The Department for Education (DfE) has today released the findings of research that has examined the impact of the Government's PE and Sport Premium investment for primary schools. The report can be found here.
The findings highlight that 86 per cent of schools reported they are using the premium to up skill and train existing staff. There has also been a large increase in those schools using external sport coaches with an increase 37 per cent to 82 per cent of schools.
Nearly 80 per cent of responding teachers thought that the Premium had increased participation for all children.
Baroness Sue Campbell, Chair of the Youth Sport Trust, said:
The figures released today show extremely encouraging signs that the PE and Sport Premium funding is improving the quality of PE in primary schools and making a real difference to the lives of young people.
High quality PE and sport at primary schools is so important as it can offer a positive first experience of physical activity that helps develop the fundamental movement skills that lead to lifelong participation.
Baroness Campbell also commented:
"This funding is clearly having a positive impact and it is crucial that this continues. Schools should be using the investment in sustainable solutions and I firmly believe that means investing in existing teaching staff or ensuring that staff are developed professionally.
"For those schools that are using this funding to hire in services through external providers within school hours I would urge them to consider how this will continue to benefit them in two, three or four years time - how sustainable is this approach should investment from any source come to an end or if their own staff are not developed in that time?
"These figures do though show the important role that coaches can play in extra-curricular activities with over 90 per cent of schools using them to extend provision outside of the school day. This can not only support school to club links, but also enhances the important role that schools can play in local communities."
Other key findings from the DfE report include:
- 86% of schools reported using the premium to up skill and train existing staff.
- Changes reported by more than two thirds of schools included buying new equipment (76%), providing more extra-curricular activities (74%), and employing a new sports coach (67%).

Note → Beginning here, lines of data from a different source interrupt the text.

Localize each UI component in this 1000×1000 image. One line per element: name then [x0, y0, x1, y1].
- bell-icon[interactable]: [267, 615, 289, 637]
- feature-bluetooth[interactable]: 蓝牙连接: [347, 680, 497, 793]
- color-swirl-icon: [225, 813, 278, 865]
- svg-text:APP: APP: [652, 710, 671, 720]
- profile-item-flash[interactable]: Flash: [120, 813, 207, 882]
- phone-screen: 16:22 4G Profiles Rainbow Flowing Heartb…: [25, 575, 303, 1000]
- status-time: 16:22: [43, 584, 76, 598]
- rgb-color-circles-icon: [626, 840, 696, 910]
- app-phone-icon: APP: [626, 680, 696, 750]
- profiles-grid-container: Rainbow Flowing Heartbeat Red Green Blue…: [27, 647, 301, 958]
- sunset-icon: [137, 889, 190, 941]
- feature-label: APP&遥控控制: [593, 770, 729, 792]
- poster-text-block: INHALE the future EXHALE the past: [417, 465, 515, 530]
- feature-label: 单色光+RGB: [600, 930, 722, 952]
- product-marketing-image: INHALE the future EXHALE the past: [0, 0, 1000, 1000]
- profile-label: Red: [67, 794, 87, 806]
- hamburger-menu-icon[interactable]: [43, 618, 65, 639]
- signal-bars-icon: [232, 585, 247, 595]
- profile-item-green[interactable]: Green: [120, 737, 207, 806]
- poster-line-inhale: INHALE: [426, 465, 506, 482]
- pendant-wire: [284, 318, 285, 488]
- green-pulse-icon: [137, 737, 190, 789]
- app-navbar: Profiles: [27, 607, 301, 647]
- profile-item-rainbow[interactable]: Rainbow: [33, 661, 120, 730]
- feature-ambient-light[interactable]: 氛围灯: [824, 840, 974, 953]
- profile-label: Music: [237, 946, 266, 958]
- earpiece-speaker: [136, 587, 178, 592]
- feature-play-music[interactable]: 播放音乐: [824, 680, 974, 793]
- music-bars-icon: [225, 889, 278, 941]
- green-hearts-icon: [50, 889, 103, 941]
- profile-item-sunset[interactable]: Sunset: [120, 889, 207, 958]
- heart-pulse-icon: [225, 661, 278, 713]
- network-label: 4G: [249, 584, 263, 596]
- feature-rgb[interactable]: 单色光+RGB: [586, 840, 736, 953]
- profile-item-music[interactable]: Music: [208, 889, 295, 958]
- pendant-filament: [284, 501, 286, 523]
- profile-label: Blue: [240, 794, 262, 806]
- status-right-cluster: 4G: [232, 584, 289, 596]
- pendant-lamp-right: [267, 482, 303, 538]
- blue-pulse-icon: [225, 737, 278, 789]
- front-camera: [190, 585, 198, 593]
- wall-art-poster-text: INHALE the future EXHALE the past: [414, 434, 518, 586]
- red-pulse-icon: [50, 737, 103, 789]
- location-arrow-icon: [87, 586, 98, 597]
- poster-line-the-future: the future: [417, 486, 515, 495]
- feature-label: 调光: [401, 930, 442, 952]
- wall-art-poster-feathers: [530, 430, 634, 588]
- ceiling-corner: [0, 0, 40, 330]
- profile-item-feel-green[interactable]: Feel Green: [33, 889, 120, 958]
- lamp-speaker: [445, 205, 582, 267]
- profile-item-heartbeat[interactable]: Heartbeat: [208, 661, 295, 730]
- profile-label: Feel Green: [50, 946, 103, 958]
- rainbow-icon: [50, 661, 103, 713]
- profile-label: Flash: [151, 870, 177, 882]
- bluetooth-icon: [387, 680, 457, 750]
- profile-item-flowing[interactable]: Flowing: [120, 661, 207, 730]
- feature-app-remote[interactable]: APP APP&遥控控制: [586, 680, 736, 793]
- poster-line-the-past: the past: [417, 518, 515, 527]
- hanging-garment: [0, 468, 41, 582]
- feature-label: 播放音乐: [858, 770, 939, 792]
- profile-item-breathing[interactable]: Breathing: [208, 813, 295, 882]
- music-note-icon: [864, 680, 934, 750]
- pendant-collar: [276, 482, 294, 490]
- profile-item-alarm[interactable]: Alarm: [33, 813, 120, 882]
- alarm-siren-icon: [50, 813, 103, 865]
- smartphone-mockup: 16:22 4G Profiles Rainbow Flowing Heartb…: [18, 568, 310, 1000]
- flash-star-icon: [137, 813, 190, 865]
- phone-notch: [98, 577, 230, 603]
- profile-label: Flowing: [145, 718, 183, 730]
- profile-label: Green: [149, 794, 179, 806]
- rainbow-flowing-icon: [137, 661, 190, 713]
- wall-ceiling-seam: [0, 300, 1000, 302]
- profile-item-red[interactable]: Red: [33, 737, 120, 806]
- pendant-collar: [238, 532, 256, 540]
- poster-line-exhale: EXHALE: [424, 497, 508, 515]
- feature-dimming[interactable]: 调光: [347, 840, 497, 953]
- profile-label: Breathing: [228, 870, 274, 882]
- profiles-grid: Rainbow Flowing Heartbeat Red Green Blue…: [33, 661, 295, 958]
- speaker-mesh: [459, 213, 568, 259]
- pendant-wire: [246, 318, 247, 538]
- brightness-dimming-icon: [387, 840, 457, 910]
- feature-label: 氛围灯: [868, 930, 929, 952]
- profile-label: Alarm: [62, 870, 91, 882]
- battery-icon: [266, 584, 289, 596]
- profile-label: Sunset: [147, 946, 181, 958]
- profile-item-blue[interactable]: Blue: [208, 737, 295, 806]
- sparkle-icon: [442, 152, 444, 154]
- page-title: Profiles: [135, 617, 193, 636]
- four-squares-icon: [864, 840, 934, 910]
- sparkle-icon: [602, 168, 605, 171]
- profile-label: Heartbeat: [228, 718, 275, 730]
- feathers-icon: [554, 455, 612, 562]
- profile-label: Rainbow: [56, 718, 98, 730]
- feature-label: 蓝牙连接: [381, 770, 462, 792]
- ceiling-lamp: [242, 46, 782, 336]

- 70% per cent of schools reported making changes to who delivered curricular PE lessons as a result of the funding.
- Of those who had made changes to their curricular PE staffing, the use of external sport coaches had increased from 37 per cent to 82 per cent of schools, and the use of specialist PE teachers had increased from 22 per cent to 54 per cent of schools. The use of School Sport Partnerships Co-ordinators had also increased from 9 per cent to 29 per cent of schools.
- 64% per cent of schools reported making changes to who delivered their extra-curricular PE and sport as a result of the premium. Of those who had, the use of external sport coaches had increased from 56 per cent to 91 per cent of schools; and the use of specialist PE teachers from 26 per cent to 47 per cent of schools.
- The vast majority of schools (91%) reported that due to the funding there had been an increase in the quality of PE teaching, with 9 per cent reporting it had stayed the same.
Sixty-seven per cent of schools reported offering a wider range of sports during curricular time whilst 77 per cent reported doing so during extra-curricular time. On average an additional three sports were offered in both curricular and extra-curricular time compared to the year prior to the premium.